Aiproheng Malee, 25, a student at Al-Azhar University in Cairo, was taken into custody by Egyptian security officials on Sept. 24 for having photos on his cell phone that allegedly showed a link to Islamic State (IS), the Thai Embassy in Cairo had said last week on its Facebook page, adding it had undertaken step to help him.
Aiproheng, who arrived in Yala on Saturday evening, expressed gratitude to Thai officials who helped secure his release.
“Thank you, Prime Minister Prayuth Chan-o-cha, Deputy Prime Minister Prawit Wongsuwan, the Thai embassy in Cairo and the ISOC-4 (the army’s regional security command) who helped me, Aiproheng Malee, arrive home,” he said in a Facebook post on Sunday.
On Oct. 1, Prayuth told reporters in Bangkok that there were “no links” in Thailand with Islamic State or any foreign militant organization.
He said then that Thailand’s ambassador to Egypt had discussed the student’s arrest with senior official in the Egyptian foreign ministry who “promised to follow up the case and cooperate with Thailand.”
On Monday, an official with the Southern Border Province Administration Center, a government agency that oversees civilian-related matters in the Deep South, confirmed details of Aiproheng’s trip back to Thailand.
“He traveled with a Thai embassy official, arriving at Bangkok’s Suvarnbhumi Airport before connecting to Hat Yai, and ISOC-4 Army officials then drove him home in the evening,” the official, who was not authorized to speak on the record, told BenarNews.
A BenarNews correspondent visited the home of Aiproheng’s family, but the young man was not in at the time.
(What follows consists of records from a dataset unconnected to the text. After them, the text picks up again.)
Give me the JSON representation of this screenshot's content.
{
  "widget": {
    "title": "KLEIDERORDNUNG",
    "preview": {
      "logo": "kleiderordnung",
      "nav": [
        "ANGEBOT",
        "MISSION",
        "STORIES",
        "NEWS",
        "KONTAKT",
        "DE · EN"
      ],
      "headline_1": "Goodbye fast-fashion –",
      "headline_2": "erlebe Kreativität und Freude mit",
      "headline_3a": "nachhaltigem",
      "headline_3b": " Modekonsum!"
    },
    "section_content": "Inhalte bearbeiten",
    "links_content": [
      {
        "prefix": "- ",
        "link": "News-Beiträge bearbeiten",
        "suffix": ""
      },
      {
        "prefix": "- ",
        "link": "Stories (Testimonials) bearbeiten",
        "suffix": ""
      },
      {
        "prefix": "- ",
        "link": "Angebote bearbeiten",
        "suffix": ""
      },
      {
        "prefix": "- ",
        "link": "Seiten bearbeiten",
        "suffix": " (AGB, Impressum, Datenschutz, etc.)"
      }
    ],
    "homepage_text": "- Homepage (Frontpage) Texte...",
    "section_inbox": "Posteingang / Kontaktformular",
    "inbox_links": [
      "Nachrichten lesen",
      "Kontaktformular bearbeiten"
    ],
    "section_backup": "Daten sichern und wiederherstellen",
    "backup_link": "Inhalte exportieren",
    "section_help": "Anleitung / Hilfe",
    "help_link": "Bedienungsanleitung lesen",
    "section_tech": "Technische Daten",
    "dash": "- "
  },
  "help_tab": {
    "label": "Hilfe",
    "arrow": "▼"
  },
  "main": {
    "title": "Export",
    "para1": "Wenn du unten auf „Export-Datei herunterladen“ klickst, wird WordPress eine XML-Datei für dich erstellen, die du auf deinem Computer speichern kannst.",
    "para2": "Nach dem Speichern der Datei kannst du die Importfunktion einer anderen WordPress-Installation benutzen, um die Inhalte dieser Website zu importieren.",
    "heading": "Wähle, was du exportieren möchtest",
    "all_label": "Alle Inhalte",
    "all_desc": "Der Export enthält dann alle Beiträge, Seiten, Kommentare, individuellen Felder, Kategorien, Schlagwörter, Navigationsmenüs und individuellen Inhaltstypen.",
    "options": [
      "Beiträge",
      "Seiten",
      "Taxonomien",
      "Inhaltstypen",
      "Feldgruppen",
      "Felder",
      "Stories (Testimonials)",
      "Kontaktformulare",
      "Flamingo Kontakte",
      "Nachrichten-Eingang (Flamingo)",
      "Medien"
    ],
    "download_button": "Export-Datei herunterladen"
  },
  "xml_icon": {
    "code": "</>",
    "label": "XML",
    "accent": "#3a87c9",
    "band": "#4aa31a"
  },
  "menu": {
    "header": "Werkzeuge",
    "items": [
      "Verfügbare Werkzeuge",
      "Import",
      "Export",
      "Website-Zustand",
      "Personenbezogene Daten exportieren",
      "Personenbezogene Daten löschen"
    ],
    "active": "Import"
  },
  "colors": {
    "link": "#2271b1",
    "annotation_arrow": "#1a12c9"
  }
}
His father, Mahama Malee, who was at home, thanked Thai authorities for helping secure his son’s release from Egypt.
Meanwhile in Bangkok, a Thai foreign ministry spokeswoman had little to say about Aiproheng.
“[We] learned about his arrival at home, but we don’t have any further information to share,” Busadee Santipitaks told BenarNews.
The Thai embassy in Cairo as well as the Egyptian embassy in Bangkok did not reply to requests for comment.
Predominantly Buddhist Thailand has a majority-Muslim population in its Deep South region, where a separatist insurgency has killed almost 7,000 people since the conflict reignited in early 2004, according to rights groups.
In 2015, IS supporters in Thailand posted propaganda videos on the internet – the first such videos produced by the militant group with Thai subtitles, a senior Thai security official told BenarNews at the time.
Thai officials have said that IS has no presence in Thailand and that Malay-speaking insurgents in the Deep South are fighting for a separate state and not for a foreign ideology.